How Buy to Let has changed
What signified the entrance of Buy to Let into the investment world as a fully-fledged investment vehicle was the introduction of mortgages specifically designed for Buy to Let in the mid-’90s which were heavily marketed by the banks to entice the public with what sounds like a very simple investment concept that the home-owning public could understand and easily relate to.
The substantial influx of mortgages designed with the property investor in mind was arguably a fundamental driver of house prices in the UK for several years. Coupled with a strong economy at the time and a number of tax benefits for investors, it led to a boom in the property market.
Low interest rates, interest-only mortgages and high loan to value ratios have all been marketing tools used by the banks to stimulate lending to the sector. Whilst all have enabled people to enter the Buy to Let market more easily than ever, it has sadly created a few problems that today’s investors can (and should) avoid – unless of course, you are buying in cash.

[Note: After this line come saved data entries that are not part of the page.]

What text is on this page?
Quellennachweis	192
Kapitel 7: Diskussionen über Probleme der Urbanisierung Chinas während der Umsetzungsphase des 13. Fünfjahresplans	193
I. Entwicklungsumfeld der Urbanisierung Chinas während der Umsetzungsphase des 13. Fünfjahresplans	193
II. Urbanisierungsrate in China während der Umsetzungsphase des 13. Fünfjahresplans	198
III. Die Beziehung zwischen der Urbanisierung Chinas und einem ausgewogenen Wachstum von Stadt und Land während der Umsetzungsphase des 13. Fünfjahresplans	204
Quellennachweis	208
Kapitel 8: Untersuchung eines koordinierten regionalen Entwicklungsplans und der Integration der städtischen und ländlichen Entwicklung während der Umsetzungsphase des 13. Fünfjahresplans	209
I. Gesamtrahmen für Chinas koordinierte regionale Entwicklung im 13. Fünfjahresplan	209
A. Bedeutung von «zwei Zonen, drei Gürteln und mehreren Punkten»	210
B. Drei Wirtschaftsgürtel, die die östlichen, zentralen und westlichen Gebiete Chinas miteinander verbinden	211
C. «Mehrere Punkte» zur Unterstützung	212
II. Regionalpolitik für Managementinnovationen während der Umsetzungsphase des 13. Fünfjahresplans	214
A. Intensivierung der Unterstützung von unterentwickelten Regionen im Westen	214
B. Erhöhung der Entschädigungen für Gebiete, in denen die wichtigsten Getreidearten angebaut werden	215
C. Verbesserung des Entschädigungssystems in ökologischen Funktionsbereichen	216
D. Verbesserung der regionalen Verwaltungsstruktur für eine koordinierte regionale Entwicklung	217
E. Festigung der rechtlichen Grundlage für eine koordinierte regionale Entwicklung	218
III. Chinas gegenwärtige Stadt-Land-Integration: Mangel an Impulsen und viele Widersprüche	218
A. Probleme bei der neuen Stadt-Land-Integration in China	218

Points to consider before investing in Buy to Let Property:
Whilst some of these points will sound obvious – many have been caught short by not taking them into account!
- Decide if you want to be a “hands-on” landlord. Will you manage the property yourself? Or, will you use an agency? Using an agency will incur costs – ensure you include them in your calculations before you buy
- Demand – Is there real rental demand for the type of property in the area you are buying? Finding what appears to be a cheap 3-bed semi is all very well, but if demand is primarily for 1-bed flats and studios it might be difficult to find tenants
- Regulations – Rental property requirements with respect to safety are constantly being updated. Evaluate any property prior to purchase to establish how much time and money might be needed to bring it up to and keep it in line with regulations
- Mortgages – There are plenty out there, some will be more suitable than others. However, remember to consider these few points: If interest rates start to rise – will the rent still be able to cover it? If it doesn’t– are you prepared to make up the shortfall? In the case of interest only mortgages – It might be 25 years before the principal is due to be repaid, but have you thought about how you will do that when the time comes?
- Taxes and Ownership – Property not classed as your primary residence is subject to different taxes and rates (some beneficial to the owner in the form of mortgage relief and others being additional taxes). Some taxes can be reduced by placing ownership with a relative for example and in some cases, it can be effective to own the properties using a company shell. Needless to say, structuring the ownership of the property itself and how the rental income is accounted for can get incredibly complex and subject to change as the UK is beginning to see
- Tenants – Whilst using an agency to manage the property and find tenants is a sensible option to avoid most issues that can arise, regulation of landlords themselves is a hot topic in the UK at the moment for a variety of reasons – ranging from the upkeep of the property itself to proposed new legislation making landlords responsible for renting to immigrants. An example of the extent of governmental concerns over landlord regulation can be seen here.
Buy to Let investing is often portrayed by the press as an “easy” investment – years ago that might have been the case, more recently though as regulations, taxes and lending policies change – be sure to understand and prepare yourself.